Totally illogical. Cantonese being a language has nothing to do with how widely spoken it is. Possibly there are minorities in China that live in one village only with a language that is nothing to do with Chinese. But they are languages.

Oh... if Shanghainese were more widely spoken suddenly it would be a language?

As glossika pointed out, Chinese have a different understanding of the word 'language'. Calling Cantonese a language simply because it's official in Hong Kong (purely historical chance) and calling Shanghainese a dialect simply because it's spoken mainly in one city is ridiculous and only illustrates my initial post about the attitude of mainland Chinese to language, dialect and the Chinese language.

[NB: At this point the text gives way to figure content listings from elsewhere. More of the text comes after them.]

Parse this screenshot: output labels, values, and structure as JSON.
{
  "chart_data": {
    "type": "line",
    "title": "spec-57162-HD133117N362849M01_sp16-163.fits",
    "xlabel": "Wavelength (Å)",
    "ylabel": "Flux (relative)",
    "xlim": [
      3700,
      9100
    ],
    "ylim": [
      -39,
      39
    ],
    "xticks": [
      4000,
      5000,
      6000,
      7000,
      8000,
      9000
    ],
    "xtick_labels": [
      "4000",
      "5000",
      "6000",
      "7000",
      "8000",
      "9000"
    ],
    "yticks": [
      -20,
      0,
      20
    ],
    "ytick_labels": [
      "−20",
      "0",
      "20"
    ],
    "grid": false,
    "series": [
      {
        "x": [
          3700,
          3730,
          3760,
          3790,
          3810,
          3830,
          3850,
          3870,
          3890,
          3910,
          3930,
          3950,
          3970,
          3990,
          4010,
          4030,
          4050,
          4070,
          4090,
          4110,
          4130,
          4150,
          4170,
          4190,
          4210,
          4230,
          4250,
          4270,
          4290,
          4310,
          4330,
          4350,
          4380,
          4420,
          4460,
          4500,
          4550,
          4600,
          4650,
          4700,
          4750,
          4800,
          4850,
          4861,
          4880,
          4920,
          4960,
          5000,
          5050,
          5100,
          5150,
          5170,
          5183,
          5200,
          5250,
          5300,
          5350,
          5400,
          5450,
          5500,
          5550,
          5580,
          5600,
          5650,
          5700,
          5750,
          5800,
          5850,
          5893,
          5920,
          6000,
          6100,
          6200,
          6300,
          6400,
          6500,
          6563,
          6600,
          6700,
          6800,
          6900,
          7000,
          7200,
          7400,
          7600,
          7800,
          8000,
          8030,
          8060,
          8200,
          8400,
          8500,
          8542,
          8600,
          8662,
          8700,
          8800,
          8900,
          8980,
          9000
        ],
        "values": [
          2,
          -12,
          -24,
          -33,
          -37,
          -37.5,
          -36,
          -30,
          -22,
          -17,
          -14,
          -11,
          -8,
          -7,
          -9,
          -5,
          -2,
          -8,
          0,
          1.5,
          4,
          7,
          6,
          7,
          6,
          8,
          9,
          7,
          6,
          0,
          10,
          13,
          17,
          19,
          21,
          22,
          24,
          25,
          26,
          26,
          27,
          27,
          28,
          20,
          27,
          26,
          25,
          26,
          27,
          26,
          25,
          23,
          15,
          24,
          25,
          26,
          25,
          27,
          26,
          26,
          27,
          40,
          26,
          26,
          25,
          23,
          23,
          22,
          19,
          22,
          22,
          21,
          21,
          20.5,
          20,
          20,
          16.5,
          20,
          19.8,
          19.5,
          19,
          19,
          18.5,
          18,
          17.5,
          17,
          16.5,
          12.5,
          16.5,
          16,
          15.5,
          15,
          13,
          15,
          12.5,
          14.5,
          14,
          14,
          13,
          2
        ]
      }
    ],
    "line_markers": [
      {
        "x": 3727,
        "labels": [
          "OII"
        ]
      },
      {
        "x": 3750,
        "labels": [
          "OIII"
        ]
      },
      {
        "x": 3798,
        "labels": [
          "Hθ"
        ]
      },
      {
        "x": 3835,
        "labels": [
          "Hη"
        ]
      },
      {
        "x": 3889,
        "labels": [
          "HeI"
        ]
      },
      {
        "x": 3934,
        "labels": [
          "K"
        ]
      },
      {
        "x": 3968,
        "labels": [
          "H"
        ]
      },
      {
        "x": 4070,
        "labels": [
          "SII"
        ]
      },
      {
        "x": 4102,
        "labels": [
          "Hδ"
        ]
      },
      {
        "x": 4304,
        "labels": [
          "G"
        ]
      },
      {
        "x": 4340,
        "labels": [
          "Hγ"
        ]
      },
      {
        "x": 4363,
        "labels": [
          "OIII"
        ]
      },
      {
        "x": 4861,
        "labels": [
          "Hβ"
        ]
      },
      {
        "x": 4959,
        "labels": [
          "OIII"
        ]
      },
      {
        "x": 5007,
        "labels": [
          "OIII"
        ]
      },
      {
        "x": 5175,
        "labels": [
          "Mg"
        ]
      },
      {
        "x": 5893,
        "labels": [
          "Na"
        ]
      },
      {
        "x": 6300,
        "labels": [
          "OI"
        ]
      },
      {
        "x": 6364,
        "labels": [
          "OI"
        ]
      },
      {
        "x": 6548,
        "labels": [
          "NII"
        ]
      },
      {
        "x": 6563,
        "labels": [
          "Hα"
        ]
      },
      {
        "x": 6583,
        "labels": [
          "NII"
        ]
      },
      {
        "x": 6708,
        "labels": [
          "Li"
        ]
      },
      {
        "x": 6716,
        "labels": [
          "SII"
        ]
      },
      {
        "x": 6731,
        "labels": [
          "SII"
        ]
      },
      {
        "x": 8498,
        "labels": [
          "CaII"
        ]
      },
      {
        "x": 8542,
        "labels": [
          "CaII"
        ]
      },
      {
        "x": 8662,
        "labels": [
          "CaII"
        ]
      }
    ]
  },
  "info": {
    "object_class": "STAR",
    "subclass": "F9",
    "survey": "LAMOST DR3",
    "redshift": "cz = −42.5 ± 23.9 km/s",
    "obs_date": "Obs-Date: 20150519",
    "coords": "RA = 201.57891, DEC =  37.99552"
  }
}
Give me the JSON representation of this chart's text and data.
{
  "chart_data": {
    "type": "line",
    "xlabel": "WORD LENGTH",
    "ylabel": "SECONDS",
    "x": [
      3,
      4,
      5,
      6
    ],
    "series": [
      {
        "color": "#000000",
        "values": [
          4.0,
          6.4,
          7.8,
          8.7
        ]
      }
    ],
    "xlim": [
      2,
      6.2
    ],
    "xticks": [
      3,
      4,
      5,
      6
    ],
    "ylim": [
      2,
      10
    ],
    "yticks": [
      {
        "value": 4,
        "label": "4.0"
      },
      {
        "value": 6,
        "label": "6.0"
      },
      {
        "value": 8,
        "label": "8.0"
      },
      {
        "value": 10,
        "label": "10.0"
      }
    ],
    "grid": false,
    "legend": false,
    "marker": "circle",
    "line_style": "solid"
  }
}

Could someone make a comment please on the mutual intelligibility of Cantonese, Shanghainese and Mandarin. Surely that's more to do with what determines languages than how widely spoken it is?

Lastly, since when does anyone use the term 'Standard Mandarin'? Is there a university in the world that teaches, specifically, 'Standard Mandarin' v. just 'Mandarin'? Though I've just looked it up in wikipedia and yes, they refer to 'Standard Mandarin'. On the other hand in another entry on official languages they just call it 'Mandarin'.

Either way, it's only called putonghua because of the negative overtones of the term Mandarin and the officials of court.

Oh, and by your logic Norwegian and Danish and Swedish are dialects of some other language group.